Skyler felt a tingle ripple across his scalp and down the center of his back. The room seemed to go totally silent.

“It would seem,” Tania said, “that Neil Platz knew more than he was letting on.”

The tingle became an outright chill. Before he could ask the next question, she held up a hand and went on.

“He sent a note to Zane, just before he died. Literally, as Warthen’s men were storming Platz Station. We only found it recently. According to the letter, Neil knew all along. Neil and my father.”

“He—wait, your father?”

She’d closed her eyes again, and nodded solemnly. “Listen for a moment. I’m tired.”

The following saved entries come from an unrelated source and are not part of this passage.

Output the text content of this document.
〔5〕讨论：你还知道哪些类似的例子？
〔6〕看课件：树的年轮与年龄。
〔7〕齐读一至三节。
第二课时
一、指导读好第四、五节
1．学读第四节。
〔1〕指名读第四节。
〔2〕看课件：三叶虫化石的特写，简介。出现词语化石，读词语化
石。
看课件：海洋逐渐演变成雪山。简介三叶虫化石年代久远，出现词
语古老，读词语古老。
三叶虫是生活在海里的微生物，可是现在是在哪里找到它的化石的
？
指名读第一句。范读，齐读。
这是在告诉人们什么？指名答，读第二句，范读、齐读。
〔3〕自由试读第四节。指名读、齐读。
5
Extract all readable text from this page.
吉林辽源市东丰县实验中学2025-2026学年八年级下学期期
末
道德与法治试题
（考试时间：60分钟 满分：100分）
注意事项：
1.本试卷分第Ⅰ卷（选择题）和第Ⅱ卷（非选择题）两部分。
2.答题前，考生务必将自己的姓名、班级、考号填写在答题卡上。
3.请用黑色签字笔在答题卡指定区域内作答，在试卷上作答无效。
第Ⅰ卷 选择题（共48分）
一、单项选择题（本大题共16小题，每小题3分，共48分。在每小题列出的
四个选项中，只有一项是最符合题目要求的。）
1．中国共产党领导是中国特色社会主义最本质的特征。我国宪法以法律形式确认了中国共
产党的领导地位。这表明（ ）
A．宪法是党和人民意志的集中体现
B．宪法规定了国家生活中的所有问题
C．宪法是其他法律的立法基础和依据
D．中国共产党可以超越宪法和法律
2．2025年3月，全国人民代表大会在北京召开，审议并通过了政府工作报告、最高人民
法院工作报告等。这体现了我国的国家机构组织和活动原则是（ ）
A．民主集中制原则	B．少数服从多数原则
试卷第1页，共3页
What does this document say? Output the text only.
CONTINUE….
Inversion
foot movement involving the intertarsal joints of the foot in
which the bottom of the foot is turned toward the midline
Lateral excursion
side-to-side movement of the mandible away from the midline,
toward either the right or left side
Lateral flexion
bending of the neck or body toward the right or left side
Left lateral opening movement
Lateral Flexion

“All the note said, all I know, is that they knew. Somehow, they knew, because something happened before the Darwin Elevator arrived. An earlier event that, at least at some level, explained what was going to happen.”

Skyler felt a flood of realizations pour into his mind from every angle, as if everything that had happened since the moment he left Amsterdam were disconnected pieces of the same puzzle, and Tania had just shown him a glimpse of the picture the pieces were supposed to form once joined. “He f**king knew?”